The dollar index, which tracks the buck against a basket of its peers, is down 0.2 per cent to 94.49 as the euro strengthens by 0.2 per cent following ECB minutes, and sterling jumps 0.7 per cent after UK retail sales in July confounded Brexit doomongering.
But most focus is on the Japanese yen, which earlier touched a session trough of ÂĄ99.66 and is now just 0.1 per cent softer at ÂĄ100.37 per dollar.
The currency is moving back toward the roughly two-and-a-half-year high of ¥‎99.02 hit on June 24 in the wake of the UK’s vote to leave the EU. And its strength may be increasing pressure on the Bank of Japan to be more aggressive in easing monetary policy — especially after data showed Japanese trade took a knock in July, with imports and exports suffering their biggest monthly fall since 2009.
While a weak dollar is a key reason for the stronger yen, Julian Jessop at Capital Economics pointed out that the Japanese currency has appreciated by more than twice as much as any other major since late July.
“The main explanation for the continued appreciation of the yen is that, having disappointed the markets by leaving monetary policy on hold at its late July meeting, the Bank of Japan is now thought increasingly unlikely to ease any further. This might be because the onus has shifted towards fiscal stimulus, or simply because the BoJ has run out of options,” he said.

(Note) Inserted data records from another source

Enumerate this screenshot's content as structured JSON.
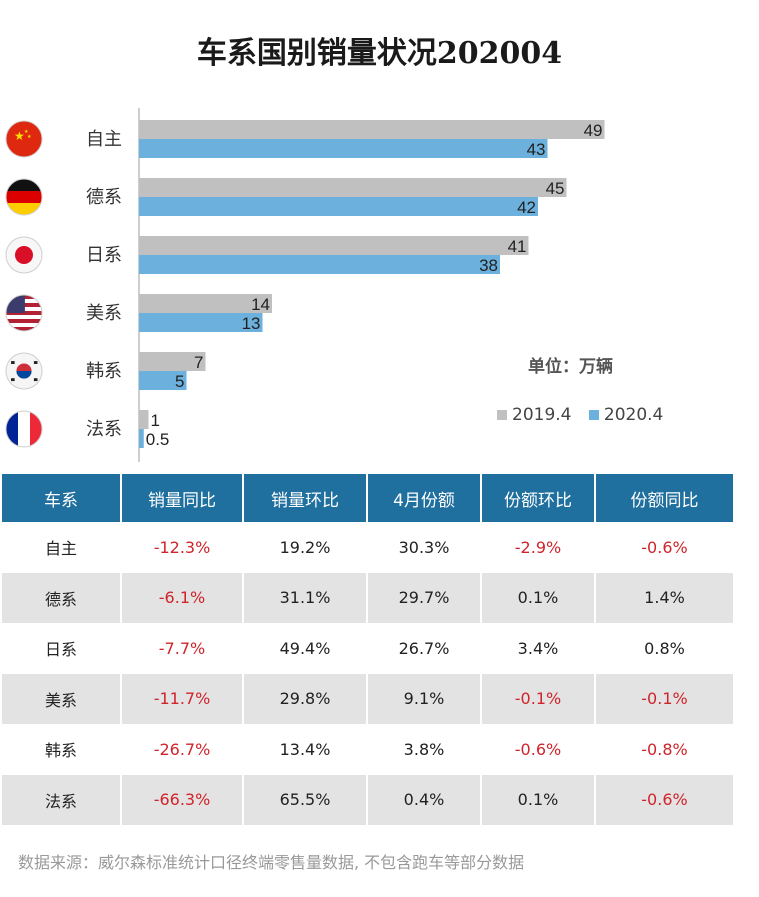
{
  "title": "车系国别销量状况202004",
  "unit_label": "单位：万辆",
  "chart_data": {
    "type": "bar",
    "orientation": "horizontal",
    "categories": [
      "自主",
      "德系",
      "日系",
      "美系",
      "韩系",
      "法系"
    ],
    "flags": [
      "china-flag-icon",
      "germany-flag-icon",
      "japan-flag-icon",
      "usa-flag-icon",
      "korea-flag-icon",
      "france-flag-icon"
    ],
    "series": [
      {
        "name": "2019.4",
        "color": "#c0c0c0",
        "values": [
          49,
          45,
          41,
          14,
          7,
          1
        ]
      },
      {
        "name": "2020.4",
        "color": "#6cb1dd",
        "values": [
          43,
          42,
          38,
          13,
          5,
          0.5
        ]
      }
    ],
    "value_labels": [
      [
        "49",
        "45",
        "41",
        "14",
        "7",
        "1"
      ],
      [
        "43",
        "42",
        "38",
        "13",
        "5",
        "0.5"
      ]
    ],
    "xlim": [
      0,
      52
    ],
    "grid": false,
    "legend_position": "bottom-right"
  },
  "table": {
    "headers": [
      "车系",
      "销量同比",
      "销量环比",
      "4月份额",
      "份额环比",
      "份额同比"
    ],
    "rows": [
      [
        "自主",
        "-12.3%",
        "19.2%",
        "30.3%",
        "-2.9%",
        "-0.6%"
      ],
      [
        "德系",
        "-6.1%",
        "31.1%",
        "29.7%",
        "0.1%",
        "1.4%"
      ],
      [
        "日系",
        "-7.7%",
        "49.4%",
        "26.7%",
        "3.4%",
        "0.8%"
      ],
      [
        "美系",
        "-11.7%",
        "29.8%",
        "9.1%",
        "-0.1%",
        "-0.1%"
      ],
      [
        "韩系",
        "-26.7%",
        "13.4%",
        "3.8%",
        "-0.6%",
        "-0.8%"
      ],
      [
        "法系",
        "-66.3%",
        "65.5%",
        "0.4%",
        "0.1%",
        "-0.6%"
      ]
    ]
  },
  "footer": "数据来源：威尔森标准统计口径终端零售量数据, 不包含跑车等部分数据",
  "colors": {
    "header_bg": "#1f6f9f",
    "negative": "#d0242b",
    "alt_row": "#e3e3e3"
  }
}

Japan’s exporting stocks were under pressure, pushing the Nikkei 225 stock average down 1.6 per cent. Hong Kong’s Hang Seng, which tends to take its cue more from Wall Street, rose 1 per cent, also helped by a strong gain in index heavyweight Tencent after the company delivered a record profit in the second quarter. On the Chinese mainland the Shanghai Composite eased 0.2 per cent.
Gold, which usually is sensitive to interest rate expectations and dollar moves, is adding $3 to $1,351 an ounce, eyeing a fourth day of gains.
Finally, in a reminder that not all countries are adopting easier monetary policy, Mongolia hiked interest rates by a chunky 4.5 percentage points to 15 per cent in order to protect its currency, the tugrik.